Malloch ha le idee chiare anche sulla Ue. Alla domanda se si arriverà prima alla firma di un trattato di libero scambio fra Stati Uniti e Regno Unito, cosa che potrà accadere solo dopo l’uscita ufficiale di Londra dall’Unione europea, ovvero fra due anni, o fra Usa e Ue, l’economista ha risposto: «Non sono sicuro che ci sarà ancora una Ue con cui negoziare». Crollerà quindi anche l’Unione? Per Malloch si discuterà una sua «ridefinizione», che dovrà essere «decisa dai popoli europei in elezioni democratiche nei prossimi 18 mesi. E alcune di queste elezioni sono in programma fra pochi mesi» in Olanda, Francia, Germania e probabilmente Italia.

Se i rapporti fra l’amministrazione Trump e la Ue sono quantomeno problematici, con il Regno Unito della Brexit è pieno idillio. Gran Bretagna e Stati Uniti possono riscoprire la fiducia reciproca e guidare di nuovo insieme la comunità internazionale, ha dichiarato la May ai parlamentari del Partito repubblicano Usa, a Filadelfia, sottolineando che le istituzioni «su cui il mondo si fonda sono state spesso concepite o ispirate dalle nostre due nazioni al lavoro insieme».

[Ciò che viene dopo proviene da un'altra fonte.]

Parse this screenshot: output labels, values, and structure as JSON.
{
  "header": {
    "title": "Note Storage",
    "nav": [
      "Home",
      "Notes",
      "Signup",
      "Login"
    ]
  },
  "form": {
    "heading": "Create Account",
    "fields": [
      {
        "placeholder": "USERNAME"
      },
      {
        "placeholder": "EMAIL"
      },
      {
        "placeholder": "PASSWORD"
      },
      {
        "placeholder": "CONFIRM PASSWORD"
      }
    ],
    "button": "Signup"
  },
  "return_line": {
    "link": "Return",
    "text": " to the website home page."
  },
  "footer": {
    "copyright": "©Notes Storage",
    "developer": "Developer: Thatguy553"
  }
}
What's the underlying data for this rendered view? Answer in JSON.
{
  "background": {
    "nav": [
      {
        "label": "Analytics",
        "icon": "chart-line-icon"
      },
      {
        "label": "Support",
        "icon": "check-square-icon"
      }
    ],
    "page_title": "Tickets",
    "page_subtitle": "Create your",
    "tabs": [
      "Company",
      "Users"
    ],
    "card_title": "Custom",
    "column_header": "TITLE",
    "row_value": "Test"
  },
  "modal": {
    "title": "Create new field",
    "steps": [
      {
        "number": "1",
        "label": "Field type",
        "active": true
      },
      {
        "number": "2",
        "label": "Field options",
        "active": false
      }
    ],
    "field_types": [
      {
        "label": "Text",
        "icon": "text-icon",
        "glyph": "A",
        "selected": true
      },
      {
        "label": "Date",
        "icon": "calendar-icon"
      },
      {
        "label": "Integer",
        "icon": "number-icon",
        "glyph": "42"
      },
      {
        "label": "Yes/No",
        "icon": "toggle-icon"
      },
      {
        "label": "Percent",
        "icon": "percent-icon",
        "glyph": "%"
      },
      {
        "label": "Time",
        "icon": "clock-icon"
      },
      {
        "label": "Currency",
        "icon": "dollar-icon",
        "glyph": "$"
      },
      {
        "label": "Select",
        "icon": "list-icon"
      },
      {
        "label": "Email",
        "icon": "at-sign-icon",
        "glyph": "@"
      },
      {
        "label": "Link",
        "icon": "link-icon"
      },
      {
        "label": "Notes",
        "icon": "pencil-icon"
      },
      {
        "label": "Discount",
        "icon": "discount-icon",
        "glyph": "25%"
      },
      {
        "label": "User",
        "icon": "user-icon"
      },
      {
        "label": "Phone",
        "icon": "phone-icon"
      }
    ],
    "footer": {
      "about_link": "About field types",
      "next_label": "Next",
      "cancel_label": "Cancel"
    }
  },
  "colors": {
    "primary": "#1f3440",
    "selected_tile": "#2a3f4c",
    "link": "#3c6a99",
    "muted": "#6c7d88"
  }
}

Intanto il governo britannico ha presentato il progetto di legge che, come richiesto dalla Corte suprema britannica, verrà sottoposto al voto del Parlamento per ottenere l’autorizzazione a innescare l’articolo 50 del Trattato di Lisbona, la cosiddetta clausola di recesso, lanciando i negoziati per l’uscita dalla Ue. Il progetto di legge si articola in sole 138 parole e sarà presentato alla Camera dei Comuni e alla Camera dei Lord prima di ottenere l’assenso reale, cioè la formale promulgazione, entro la data limite del 31 marzo. Il dibattito in aula dovrebbe iniziare il 31 gennaio prossimo e prevede una durata massima di cinque sedute. Il provvedimento dovrebbe quindi approdare alla Camera dei Lord entro quindici giorni.

Ieri, intanto, è stato diffuso il dato sul pil britannico nel quarto trimestre 2016. L’economia ha mantenuto lo slancio a dispetto della Brexit, mettendo a segno un incremento dello 0,6% nel quarto trimestre rispetto ai tre mesi precedenti e del 2,2% su base annua. L’intero 2016 si è chiuso con una crescita del 2%, di poco inferiore al +2,2% del 2015. Un valore ben superiore a quello che la maggior parte degli analisti e delle istituzioni finanziarie internazionali si attendeva in caso di voto favorevole alla Brexit.

È ormai indiscutibile che i cupi pronostici di pesanti ricadute economiche finora non si sono materializzati. «Tutti i principali settori dell’economia sono cresciuti, a dimostrazione della tenuta dell’economia britannica», ha dichiarato compiaciuto il ministro delle Finanze, Philip Hammond.